Clearly, there is more to reality than that which is accessible to idiot savants such as Stephen Hawking, who ultimately knew everything about nothing. Granted, he was better at math than I am. But so is everybody. What can a mathematical pinhead really tell us about a mythsemantical punhead? That's a rhetardical question.
At any rate, for a hell roost of heathens, reducing persons to the logic they deploy is like trying to enclose the ocean within the drop. Yes, the latter can be done, but not with your wideawake and cutandry logic!
I had a dream. In fact, I'm having one now, more on which later.
I spent the other day immersing myself in the dreamworld of René Guénon, who is logic on steroids. At first his metaphysics of the Infinite makes a great deal of sense, until you realize that that ultimate reality cannot be enclosed in Aristotelian logic, since the ultimate category is Person, not syllogism.
Who said? Tell them I AM said so!
There is indeed a logic within this trinitarian personhood, but it isn't the cold and unforgiving logic of your 9th grade algebra teacher, nor the IRS, rather, the bi-logic of Ignacio Matte Blanco, which is the subject of yet another dream.
Let's just stipulate that it's a party up there and I hope it never stops, and that considered in this festive atmansphere, Guénon is a bit of a buzzkill, even though he makes some valid points. I don't have time to belaborate. Let's just say that people are logical, not vice versa.
(Primary source: https://www.amazon.com/gp/product/1855752026?ie=UTF8&tag=onecos-20&camp=1789&linkCode=xm2&creativeASIN=1855752026; secondary source: https://www.amazon.com/gp/product/1853434388?ie=UTF8&tag=onecos-20&camp=1789&linkCode=xm2&creativeASIN=1853434388)

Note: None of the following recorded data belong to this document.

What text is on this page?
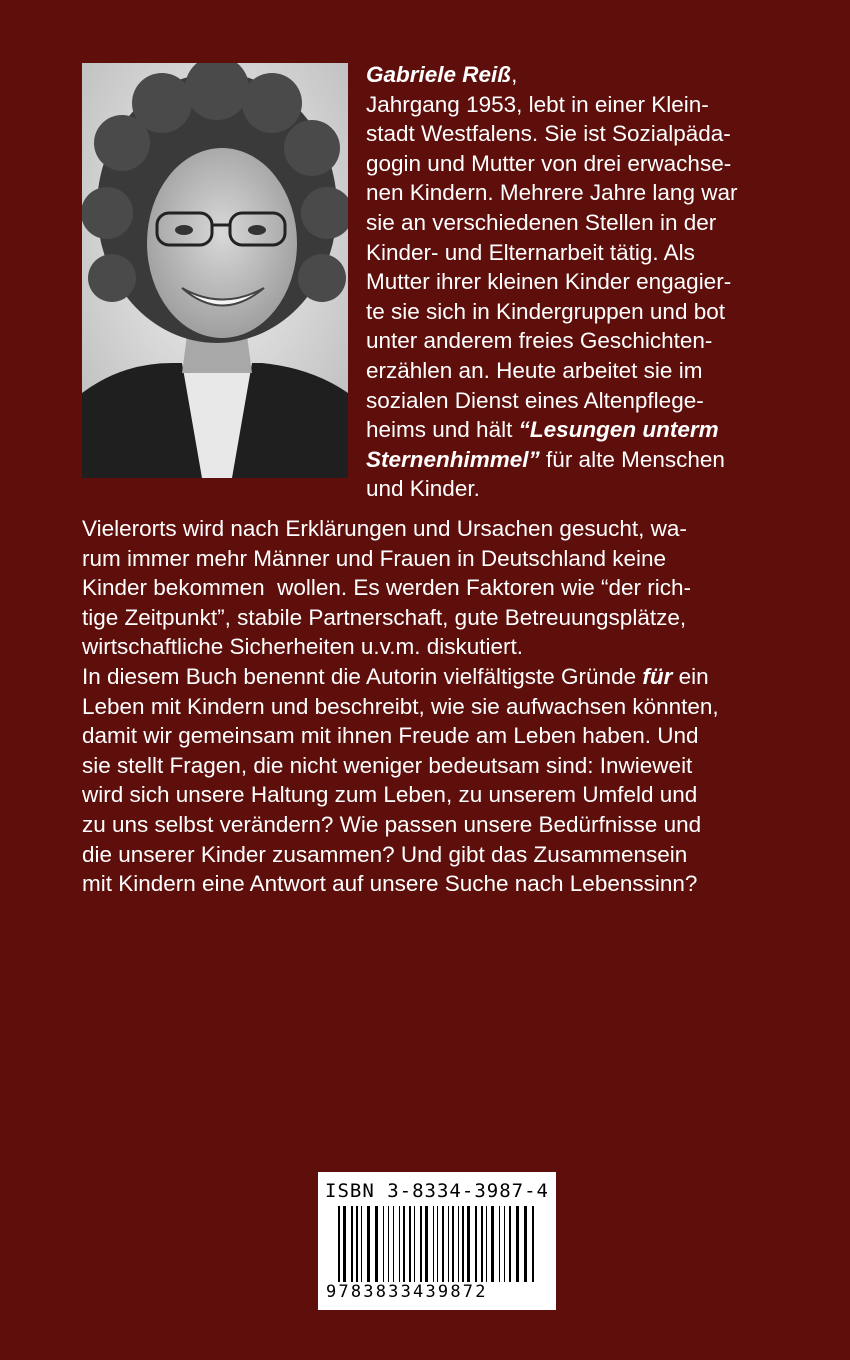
Gabriele Reiß,
Jahrgang 1953, lebt in einer Klein-
stadt Westfalens. Sie ist Sozialpäda-
gogin und Mutter von drei erwachse-
nen Kindern. Mehrere Jahre lang war
sie an verschiedenen Stellen in der
Kinder- und Elternarbeit tätig. Als
Mutter ihrer kleinen Kinder engagier-
te sie sich in Kindergruppen und bot
unter anderem freies Geschichten-
erzählen an. Heute arbeitet sie im
sozialen Dienst eines Altenpflege-
heims und hält “Lesungen unterm
Sternenhimmel” für alte Menschen
und Kinder.
Vielerorts wird nach Erklärungen und Ursachen gesucht, wa-
rum immer mehr Männer und Frauen in Deutschland keine
Kinder bekommen  wollen. Es werden Faktoren wie “der rich-
tige Zeitpunkt”, stabile Partnerschaft, gute Betreuungsplätze,
wirtschaftliche Sicherheiten u.v.m. diskutiert.
In diesem Buch benennt die Autorin vielfältigste Gründe für ein
Leben mit Kindern und beschreibt, wie sie aufwachsen könnten,
damit wir gemeinsam mit ihnen Freude am Leben haben. Und
sie stellt Fragen, die nicht weniger bedeutsam sind: Inwieweit
wird sich unsere Haltung zum Leben, zu unserem Umfeld und
zu uns selbst verändern? Wie passen unsere Bedürfnisse und
die unserer Kinder zusammen? Und gibt das Zusammensein
mit Kindern eine Antwort auf unsere Suche nach Lebenssinn?
ISBN 3-8334-3987-4
9783833439872
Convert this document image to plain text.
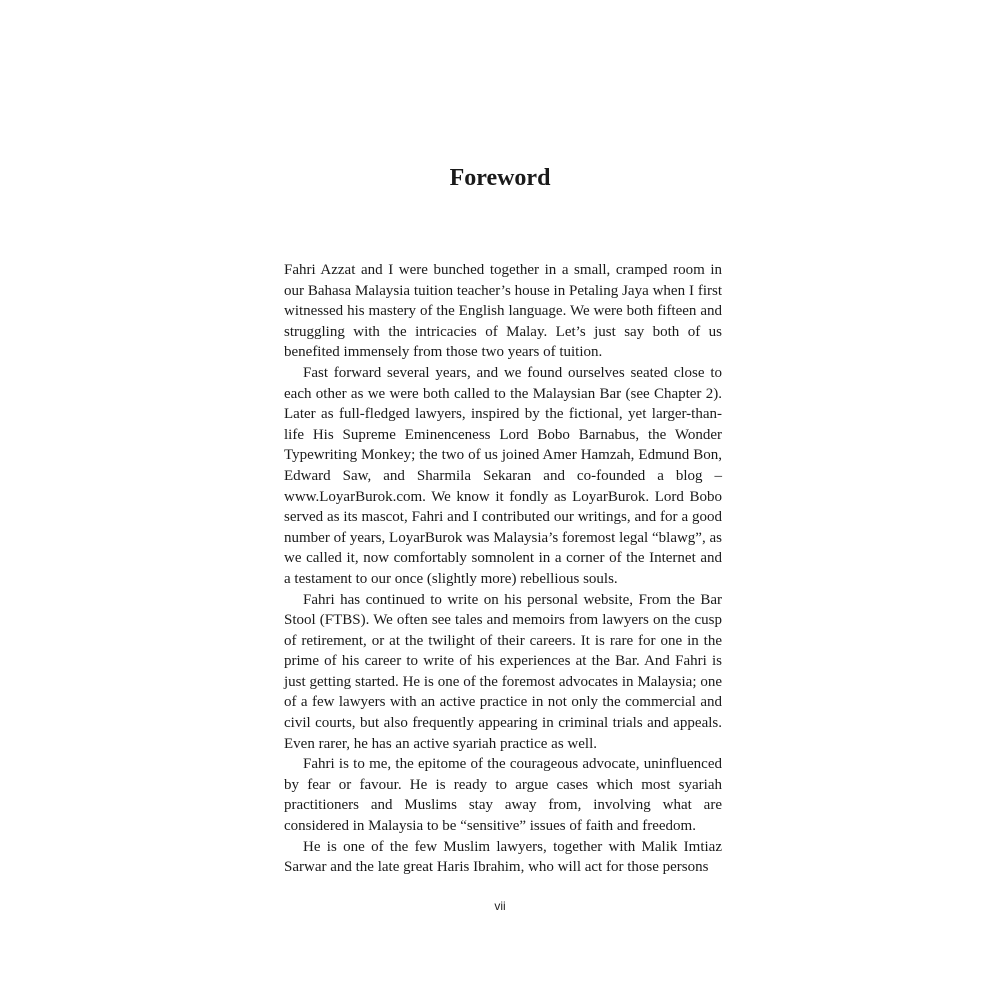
Foreword

Fahri Azzat and I were bunched together in a small, cramped room in our Bahasa Malaysia tuition teacher’s house in Petaling Jaya when I first witnessed his mastery of the English language. We were both fifteen and struggling with the intricacies of Malay. Let’s just say both of us benefited immensely from those two years of tuition.

Fast forward several years, and we found ourselves seated close to each other as we were both called to the Malaysian Bar (see Chapter 2). Later as full-fledged lawyers, inspired by the fictional, yet larger-than-life His Supreme Eminenceness Lord Bobo Barnabus, the Wonder Typewriting Monkey; the two of us joined Amer Hamzah, Edmund Bon, Edward Saw, and Sharmila Sekaran and co-founded a blog – www.LoyarBurok.com. We know it fondly as LoyarBurok. Lord Bobo served as its mascot, Fahri and I contributed our writings, and for a good number of years, LoyarBurok was Malaysia’s foremost legal “blawg”, as we called it, now comfortably somnolent in a corner of the Internet and a testament to our once (slightly more) rebellious souls.

Fahri has continued to write on his personal website, From the Bar Stool (FTBS). We often see tales and memoirs from lawyers on the cusp of retirement, or at the twilight of their careers. It is rare for one in the prime of his career to write of his experiences at the Bar. And Fahri is just getting started. He is one of the foremost advocates in Malaysia; one of a few lawyers with an active practice in not only the commercial and civil courts, but also frequently appearing in criminal trials and appeals. Even rarer, he has an active syariah practice as well.

Fahri is to me, the epitome of the courageous advocate, uninfluenced by fear or favour. He is ready to argue cases which most syariah practitioners and Muslims stay away from, involving what are considered in Malaysia to be “sensitive” issues of faith and freedom.

He is one of the few Muslim lawyers, together with Malik Imtiaz Sarwar and the late great Haris Ibrahim, who will act for those persons

vii
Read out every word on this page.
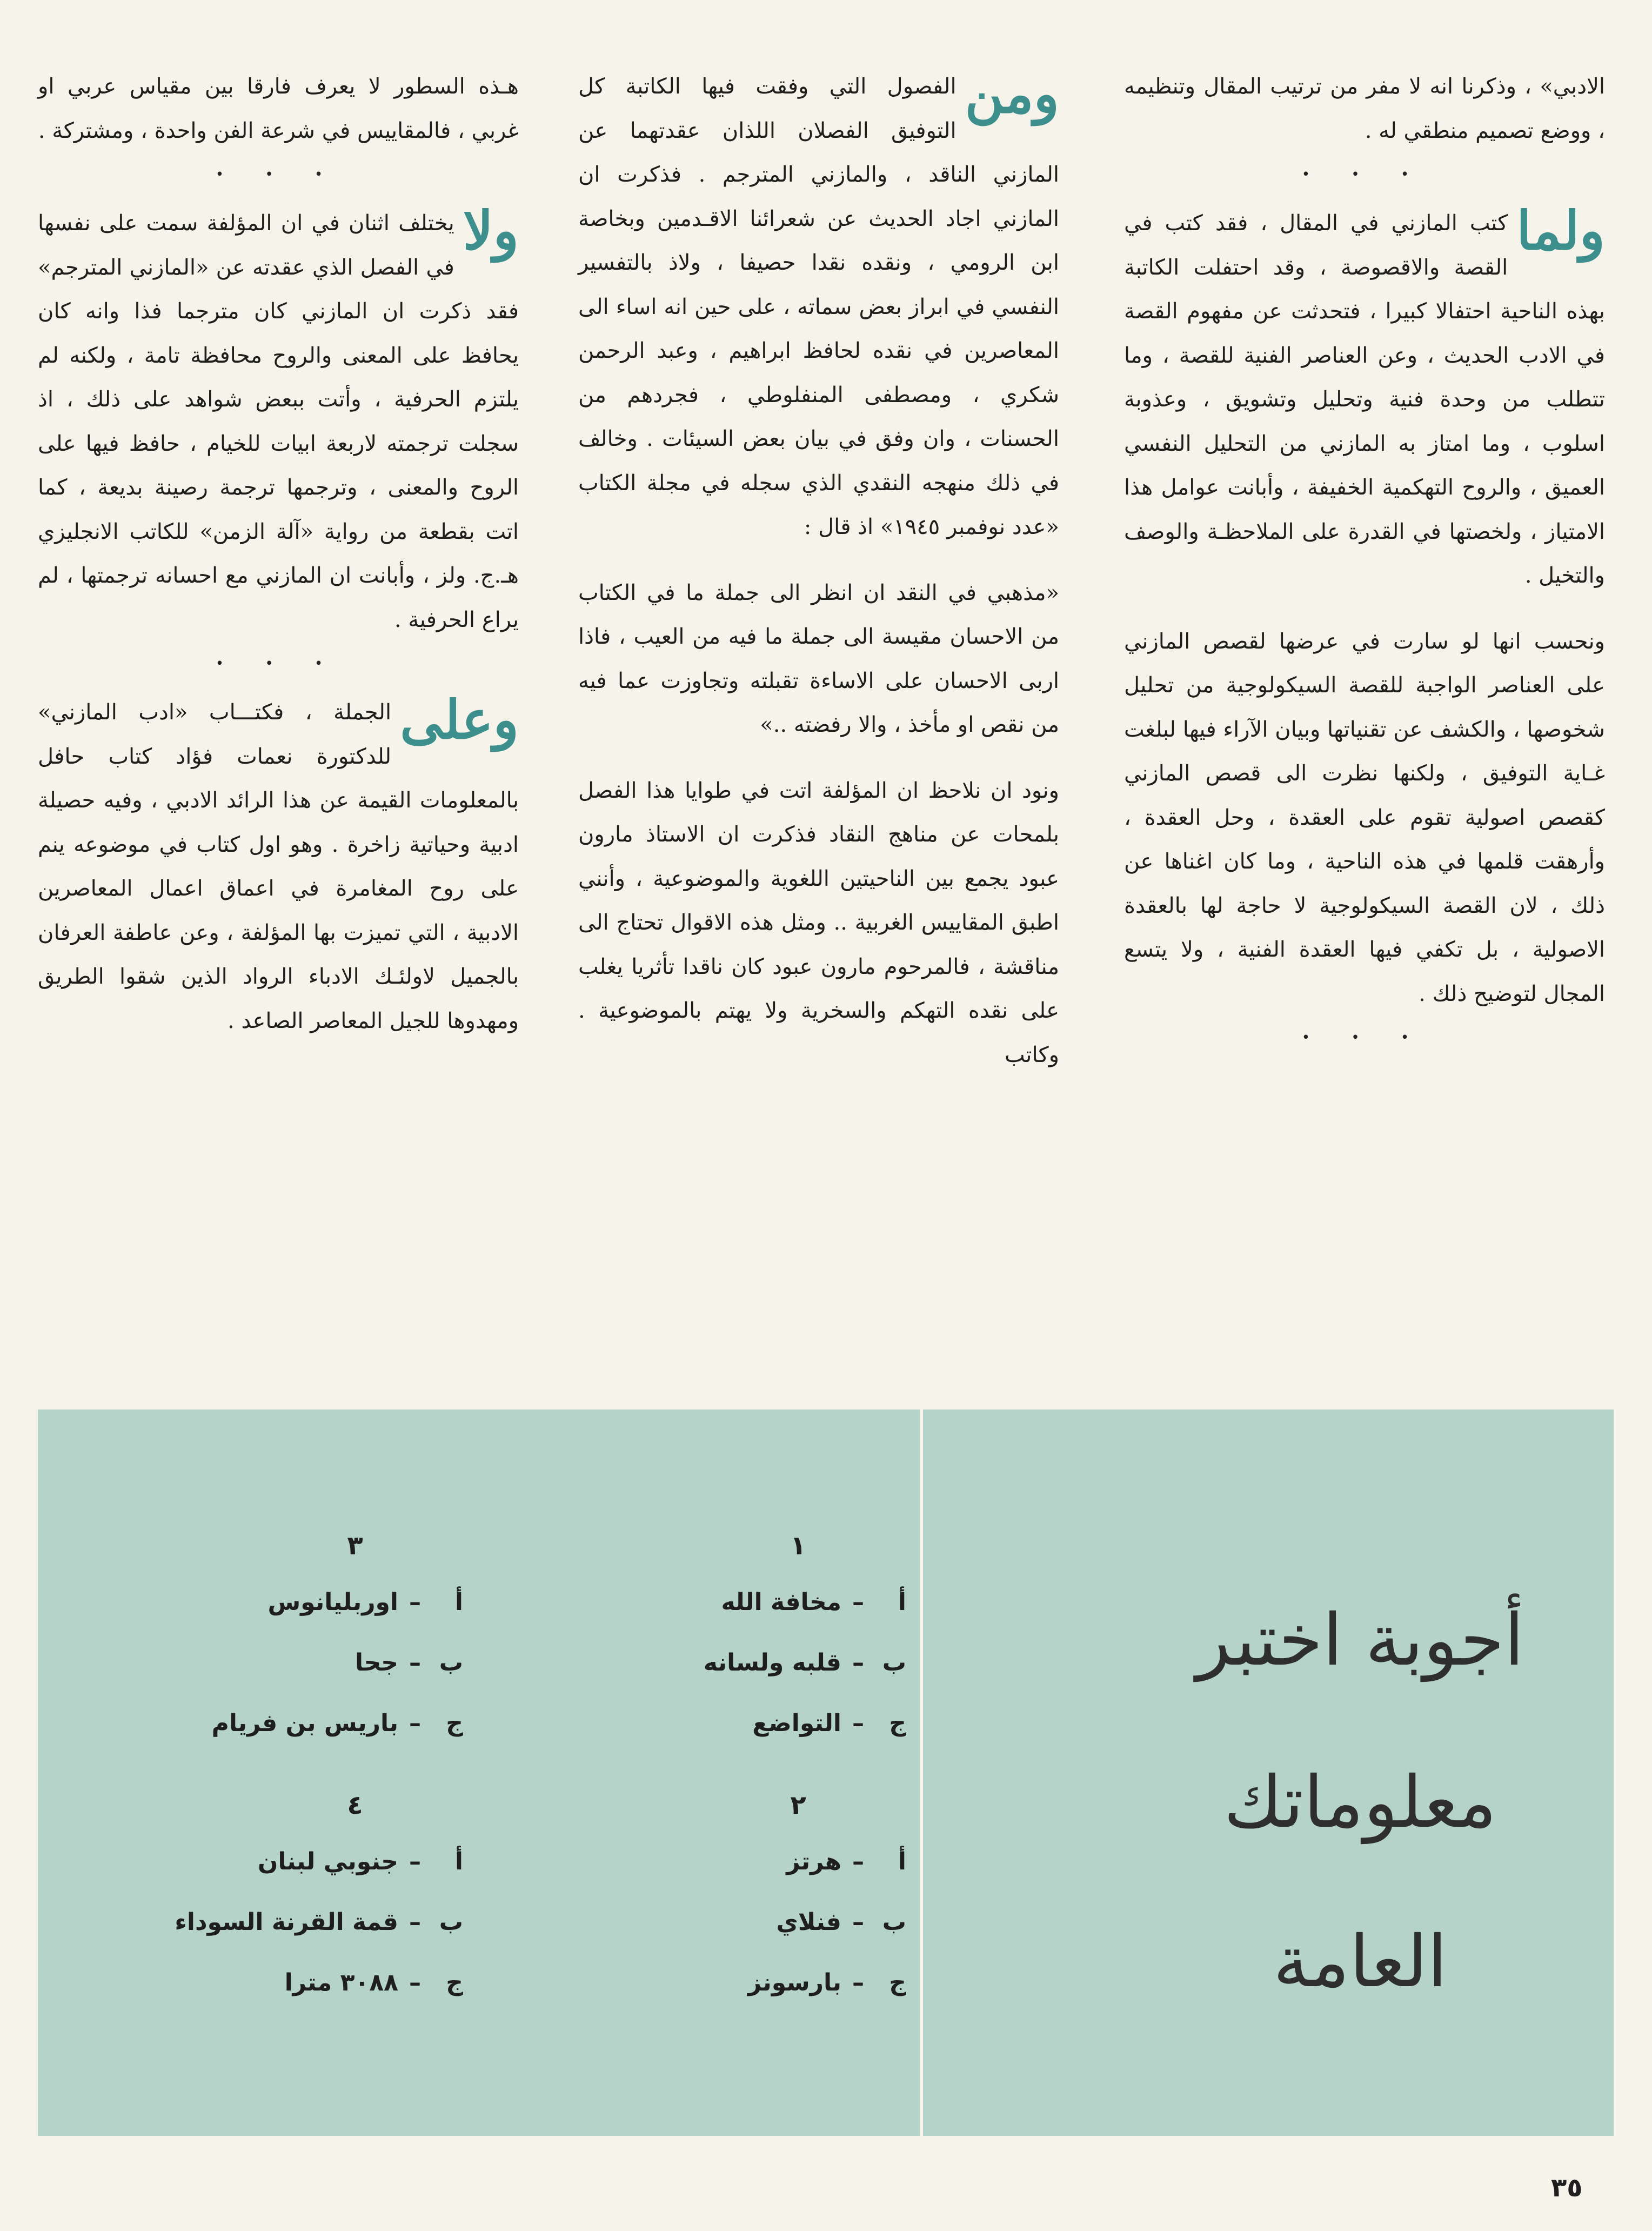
الادبي» ، وذكرنا انه لا مفر من ترتيب المقال وتنظيمه ، ووضع تصميم منطقي له .

• • •

ولما
كتب المازني في المقال ، فقد كتب في القصة والاقصوصة ، وقد احتفلت الكاتبة بهذه الناحية احتفالا كبيرا ، فتحدثت عن مفهوم القصة في الادب الحديث ، وعن العناصر الفنية للقصة ، وما تتطلب من وحدة فنية وتحليل وتشويق ، وعذوبة اسلوب ، وما امتاز به المازني من التحليل النفسي العميق ، والروح التهكمية الخفيفة ، وأبانت عوامل هذا الامتياز ، ولخصتها في القدرة على الملاحظـة والوصف والتخيل .

ونحسب انها لو سارت في عرضها لقصص المازني على العناصر الواجبة للقصة السيكولوجية من تحليل شخوصها ، والكشف عن تقنياتها وبيان الآراء فيها لبلغت غـاية التوفيق ، ولكنها نظرت الى قصص المازني كقصص اصولية تقوم على العقدة ، وحل العقدة ، وأرهقت قلمها في هذه الناحية ، وما كان اغناها عن ذلك ، لان القصة السيكولوجية لا حاجة لها بالعقدة الاصولية ، بل تكفي فيها العقدة الفنية ، ولا يتسع المجال لتوضيح ذلك .

• • •

ومن
الفصول التي وفقت فيها الكاتبة كل التوفيق الفصلان اللذان عقدتهما عن المازني الناقد ، والمازني المترجم . فذكرت ان المازني اجاد الحديث عن شعرائنا الاقـدمين وبخاصة ابن الرومي ، ونقده نقدا حصيفا ، ولاذ بالتفسير النفسي في ابراز بعض سماته ، على حين انه اساء الى المعاصرين في نقده لحافظ ابراهيم ، وعبد الرحمن شكري ، ومصطفى المنفلوطي ، فجردهم من الحسنات ، وان وفق في بيان بعض السيئات . وخالف في ذلك منهجه النقدي الذي سجله في مجلة الكتاب «عدد نوفمبر ١٩٤٥» اذ قال :

«مذهبي في النقد ان انظر الى جملة ما في الكتاب من الاحسان مقيسة الى جملة ما فيه من العيب ، فاذا اربى الاحسان على الاساءة تقبلته وتجاوزت عما فيه من نقص او مأخذ ، والا رفضته ..»

ونود ان نلاحظ ان المؤلفة اتت في طوايا هذا الفصل بلمحات عن مناهج النقاد فذكرت ان الاستاذ مارون عبود يجمع بين الناحيتين اللغوية والموضوعية ، وأنني اطبق المقاييس الغربية .. ومثل هذه الاقوال تحتاج الى مناقشة ، فالمرحوم مارون عبود كان ناقدا تأثريا يغلب على نقده التهكم والسخرية ولا يهتم بالموضوعية . وكاتب

هـذه السطور لا يعرف فارقا بين مقياس عربي او غربي ، فالمقاييس في شرعة الفن واحدة ، ومشتركة .

• • •

ولا
يختلف اثنان في ان المؤلفة سمت على نفسها في الفصل الذي عقدته عن «المازني المترجم» فقد ذكرت ان المازني كان مترجما فذا وانه كان يحافظ على المعنى والروح محافظة تامة ، ولكنه لم يلتزم الحرفية ، وأتت ببعض شواهد على ذلك ، اذ سجلت ترجمته لاربعة ابيات للخيام ، حافظ فيها على الروح والمعنى ، وترجمها ترجمة رصينة بديعة ، كما اتت بقطعة من رواية «آلة الزمن» للكاتب الانجليزي هـ.ج. ولز ، وأبانت ان المازني مع احسانه ترجمتها ، لم يراع الحرفية .

• • •

وعلى
الجملة ، فكتـــاب «ادب المازني» للدكتورة نعمات فؤاد كتاب حافل بالمعلومات القيمة عن هذا الرائد الادبي ، وفيه حصيلة ادبية وحياتية زاخرة . وهو اول كتاب في موضوعه ينم على روح المغامرة في اعماق اعمال المعاصرين الادبية ، التي تميزت بها المؤلفة ، وعن عاطفة العرفان بالجميل لاولئـك الادباء الرواد الذين شقوا الطريق ومهدوها للجيل المعاصر الصاعد .

أجوبة اختبر
معلوماتك
العامة
١
أ–مخافة الله
ب–قلبه ولسانه
ج–التواضع
٢
أ–هرتز
ب–فنلاي
ج–بارسونز
٣
أ–اوربليانوس
ب–جحا
ج–باريس بن فريام
٤
أ–جنوبي لبنان
ب–قمة القرنة السوداء
ج–٣٠٨٨ مترا
٣٥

Let's start over. By which I mean, let's go back 400 years or so, to before we were Enlightened by the likes of Descartes and Voltaire. Look, everybody makes mistakes. It's not too late to admit we made a wrong turn. Indeed, acknowledging that we're lost in history is the first step to being found. Or are we too proud to ask for vertical directions?
That's a loaded question for those who deny the vertical at the outset -- or who enter verticality in order to close it for the restavus.
As it so happens, as it so often does, I'm reading a book that goes to just this question, called The Wisdom of the World: The Human Experience of the Universe in Western Thought, by Rémi Brague. What is the difference between the universe and the experience of the universe?
That's actually a good question, because the universe -- the totality and unicity of things -- must somehow encompass both the objective universe and its subjective experience, no? And can subjectivity be enclosed in logic or math or physics?
We'll wait.
I'm only up to p. 36, so don't hold me to it, but I suspect Brague's point is that Enlightenment thought has painted us into a coroner, and that in order for the cosmos to reopen for isness we'll need to tyrone back the hands of time to a more holistic and soulful understanding.
According to Professor Bæchphlap,
Brague shows how modernity stripped the universe of its sacred and philosophical wisdom, transforming it into an ethically indifferent entity that non longer serves as a model for human morality.
This blog is allabout resurrecting our first experience of the cosmos, not by going back -- which nocando anyway -- but by forging ahead and bringing the Enlightenment with us, to a post-postmodern vision of the world. Yes, we are the cutting edge of the cosmos!
Do you ever get the feeling that this blog has devolved into an annoying metaphysical comedy site? Or has it always been this way? Either way, I expect it to get worse.